I told Béa I was good at reading people. The truth was, I found Aurelia familiar.
In the house by the rice fields, Aurelia became my mirror. On hot-season evenings, I’d watch her pace our veranda, sucking at cans of sugar-free Pepsi Max with the intensity of a person starved. Or else, having chewed a pack of gum, she would spit out fist-size lumps and stick them back to the packaging. She clung to cigarettes with nervous fingers, shuddering with each inhale, as if she wanted to be filled in a way nothing could. She was insatiable, she told me once, which was why she had to be so careful.
I’d watch her through the glass wall, her thin body seeming unconnected to the mass of cigarette butts and crushed cans growing on the ledge beside her.
Aurelia didn’t like the feeling, in general, of being seen. She’d whittled down her flesh, canceling hunger by means of discipline. If discipline
faltered, if the body gave a sign, the craving was silenced with Pepsi Max. It wasn’t that she didn’t feel hunger; she felt it all the time. But if she gave in to it—even once—she’d never be free. After confessing this, she disappeared and returned with a silver pack of peanuts in her outstretched hands.
—They’re for you.
—Really?
—I bought them for you. At the store? The one down the road?

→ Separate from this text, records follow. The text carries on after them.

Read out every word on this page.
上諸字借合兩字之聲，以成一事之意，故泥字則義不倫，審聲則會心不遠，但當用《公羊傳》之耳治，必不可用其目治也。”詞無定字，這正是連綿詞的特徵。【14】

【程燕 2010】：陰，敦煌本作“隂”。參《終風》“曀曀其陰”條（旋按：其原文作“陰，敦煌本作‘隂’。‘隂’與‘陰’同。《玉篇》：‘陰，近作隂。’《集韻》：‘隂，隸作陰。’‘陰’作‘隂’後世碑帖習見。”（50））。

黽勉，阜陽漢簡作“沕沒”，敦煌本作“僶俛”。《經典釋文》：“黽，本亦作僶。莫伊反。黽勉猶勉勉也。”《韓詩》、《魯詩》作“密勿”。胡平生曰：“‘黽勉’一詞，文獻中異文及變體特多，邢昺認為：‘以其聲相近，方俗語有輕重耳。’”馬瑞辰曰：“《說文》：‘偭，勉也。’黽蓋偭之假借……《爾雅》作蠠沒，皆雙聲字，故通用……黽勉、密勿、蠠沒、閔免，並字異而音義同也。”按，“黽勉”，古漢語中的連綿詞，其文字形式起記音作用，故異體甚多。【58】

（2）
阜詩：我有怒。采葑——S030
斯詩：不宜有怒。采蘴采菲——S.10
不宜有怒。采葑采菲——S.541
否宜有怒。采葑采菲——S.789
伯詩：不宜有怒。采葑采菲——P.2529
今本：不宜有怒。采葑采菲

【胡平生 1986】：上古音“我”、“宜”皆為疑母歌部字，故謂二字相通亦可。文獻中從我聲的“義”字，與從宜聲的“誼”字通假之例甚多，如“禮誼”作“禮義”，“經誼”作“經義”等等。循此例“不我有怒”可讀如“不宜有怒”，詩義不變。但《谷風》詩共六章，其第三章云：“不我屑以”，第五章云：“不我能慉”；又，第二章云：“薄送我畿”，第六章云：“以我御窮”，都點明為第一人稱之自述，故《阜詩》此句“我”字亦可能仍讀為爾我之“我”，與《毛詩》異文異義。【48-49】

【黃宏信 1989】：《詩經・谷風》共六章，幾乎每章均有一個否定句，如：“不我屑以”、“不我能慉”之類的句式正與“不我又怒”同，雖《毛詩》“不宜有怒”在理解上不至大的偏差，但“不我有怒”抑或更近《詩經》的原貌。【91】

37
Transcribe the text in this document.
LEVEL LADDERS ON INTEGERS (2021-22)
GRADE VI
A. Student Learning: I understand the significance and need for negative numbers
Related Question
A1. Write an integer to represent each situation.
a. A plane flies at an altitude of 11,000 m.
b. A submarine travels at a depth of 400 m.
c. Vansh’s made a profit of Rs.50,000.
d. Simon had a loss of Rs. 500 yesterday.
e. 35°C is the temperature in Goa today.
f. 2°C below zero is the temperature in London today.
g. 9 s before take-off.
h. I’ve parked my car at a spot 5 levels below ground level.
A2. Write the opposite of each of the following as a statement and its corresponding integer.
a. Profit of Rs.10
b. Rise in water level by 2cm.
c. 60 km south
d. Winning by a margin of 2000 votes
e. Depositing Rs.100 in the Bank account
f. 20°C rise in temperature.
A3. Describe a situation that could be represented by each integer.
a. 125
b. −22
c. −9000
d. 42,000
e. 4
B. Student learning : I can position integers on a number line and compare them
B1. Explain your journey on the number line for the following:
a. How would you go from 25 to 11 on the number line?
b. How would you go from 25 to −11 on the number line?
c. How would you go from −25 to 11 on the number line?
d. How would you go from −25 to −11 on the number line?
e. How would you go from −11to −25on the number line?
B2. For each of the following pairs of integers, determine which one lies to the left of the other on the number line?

I found myself accepting the logic of her world, a logic of desire denied.
—A snack after work. Happy hour, ha-ah!
This utterance of hers, ha-ah, doesn’t lend itself to writing: a laugh cut in two by a glottal stop and the vowel repeated to affirm the agreement it sought to secure, as if really asking were unbearable.
I tried to close her hands around the peanuts, but she thrust them at me fearfully. Points of her shoulder blades emerged like rock ledges under her loose tank top.
Aurelia’s violent vulnerability riveted me day after day. I’d watch her—animal, volatile, at war with herself—legs against the balustrade, regulating, sensitive and proud, closing around her the narrow corridor of her cage.
On the other side of our wall of glass, I saw her, so different from myself—from who I thought I was—but it took a moment to be sure the image was not my own reflected back at me. Something about Aurelia frightened me. At her core was something feral, volatile. It was in me, too, this thing—maybe in all of us. But I’d been taught to bury it deep beneath the skin. Aurelia didn’t seem to understand this. She had everything inside out.
22
THE GERANIUMS IN SIOBHÁN’S FLOWERPOTS will not survive the winter. Petals cling to spidery limbs in the cold. Siobhán has made tea, as usual, but there is something haphazard, less controlled about her. A few tea leaves are stuck to the side of the pot. I wipe them away with my napkin.
We never mentioned Siobhán’s sudden departure from the restaurant. After her return from Basel, we simply resumed our meetings. Professional. Less personal.